OK so I will admit that this isn't exactly what I was expecting to be by this point, nor where I was hoping to get to. At 23, I was hoping that I would now be working as a Media Studies tutor, or just working and doing something with my life, living in a cool loft conversion, maybe even preparing to get married or leave the UK for good. Not stuck in the YMCA, unemployed and too sick to work and feeling pretty miserable about things. I know we all hit those points in life, but I am starting to wonder when things start to get better, do they start getting better? I wish there was an easy answer in all of this, I do, but sometimes I guess you have to just accept it. Things are the way they are because that is what they are. Even if it sucks at times.

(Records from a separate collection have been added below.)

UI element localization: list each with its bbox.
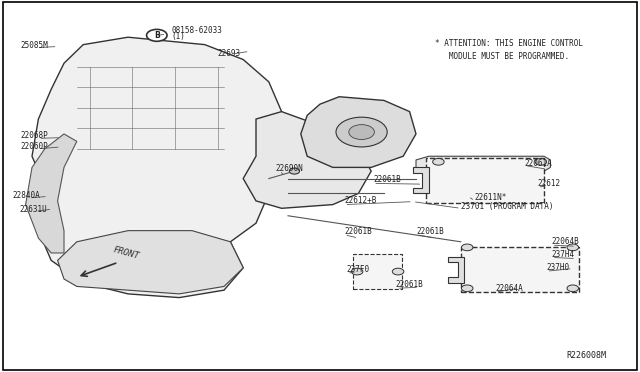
Text: 22064A: 22064A xyxy=(495,284,523,293)
Text: 22612+B: 22612+B xyxy=(344,196,377,205)
Text: 22061B: 22061B xyxy=(417,227,444,235)
Text: 22611N*: 22611N* xyxy=(475,193,508,202)
Circle shape xyxy=(336,117,387,147)
Circle shape xyxy=(433,158,444,165)
Text: 237F0: 237F0 xyxy=(347,265,370,274)
Circle shape xyxy=(535,158,547,165)
Circle shape xyxy=(289,168,300,174)
Text: 22061B: 22061B xyxy=(373,175,401,184)
Circle shape xyxy=(392,268,404,275)
Circle shape xyxy=(147,29,167,41)
Text: 08158-62033: 08158-62033 xyxy=(172,26,222,35)
Circle shape xyxy=(461,285,473,292)
Text: 22060P: 22060P xyxy=(20,142,48,151)
Text: 22840A: 22840A xyxy=(13,191,40,200)
Text: R226008M: R226008M xyxy=(566,351,607,360)
Polygon shape xyxy=(448,257,464,283)
Circle shape xyxy=(351,268,363,275)
Text: 22061B: 22061B xyxy=(396,280,423,289)
FancyBboxPatch shape xyxy=(3,2,637,370)
Text: 22061B: 22061B xyxy=(344,227,372,235)
Text: (1): (1) xyxy=(172,32,186,41)
Text: 237H0: 237H0 xyxy=(547,263,570,272)
Polygon shape xyxy=(416,156,550,171)
FancyBboxPatch shape xyxy=(426,158,544,203)
Circle shape xyxy=(567,285,579,292)
Text: 22693: 22693 xyxy=(218,49,241,58)
Polygon shape xyxy=(243,112,371,208)
Text: 25085M: 25085M xyxy=(20,41,48,49)
Text: 22690N: 22690N xyxy=(275,164,303,173)
Text: * ATTENTION: THIS ENGINE CONTROL
   MODULE MUST BE PROGRAMMED.: * ATTENTION: THIS ENGINE CONTROL MODULE … xyxy=(435,39,583,61)
Polygon shape xyxy=(413,167,429,193)
Polygon shape xyxy=(32,37,282,298)
Text: 22631U: 22631U xyxy=(19,205,47,214)
Text: 22612: 22612 xyxy=(538,179,561,188)
Polygon shape xyxy=(301,97,416,167)
Text: 22068P: 22068P xyxy=(20,131,48,140)
Polygon shape xyxy=(58,231,243,294)
Text: 22064B: 22064B xyxy=(552,237,579,246)
Circle shape xyxy=(567,244,579,251)
Text: 22061A: 22061A xyxy=(525,158,552,167)
Text: B: B xyxy=(154,31,159,40)
Text: 237H4: 237H4 xyxy=(552,250,575,259)
Text: FRONT: FRONT xyxy=(112,245,140,260)
Text: 23701 (PROGRAM DATA): 23701 (PROGRAM DATA) xyxy=(461,202,554,211)
Circle shape xyxy=(461,244,473,251)
FancyBboxPatch shape xyxy=(461,247,579,292)
Polygon shape xyxy=(26,134,77,253)
Circle shape xyxy=(349,125,374,140)
FancyBboxPatch shape xyxy=(353,254,402,289)
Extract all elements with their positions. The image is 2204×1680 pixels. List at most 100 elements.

I don't want to admit defeat nor sink in to a pit of melancholy and self pity, BUT I would like to take the chance to accept my position and look at a more positive outlook on things, maybe they will get better, maybe not. I just have to make the best of what I have, and learn to be happy in that. Yes there are times I just feel like sobbing and not stopping, but where would that have gotten me? Someone I admire for her strength, would she have broken down and cried, I doubt it, so I refuse to let this all drag me down.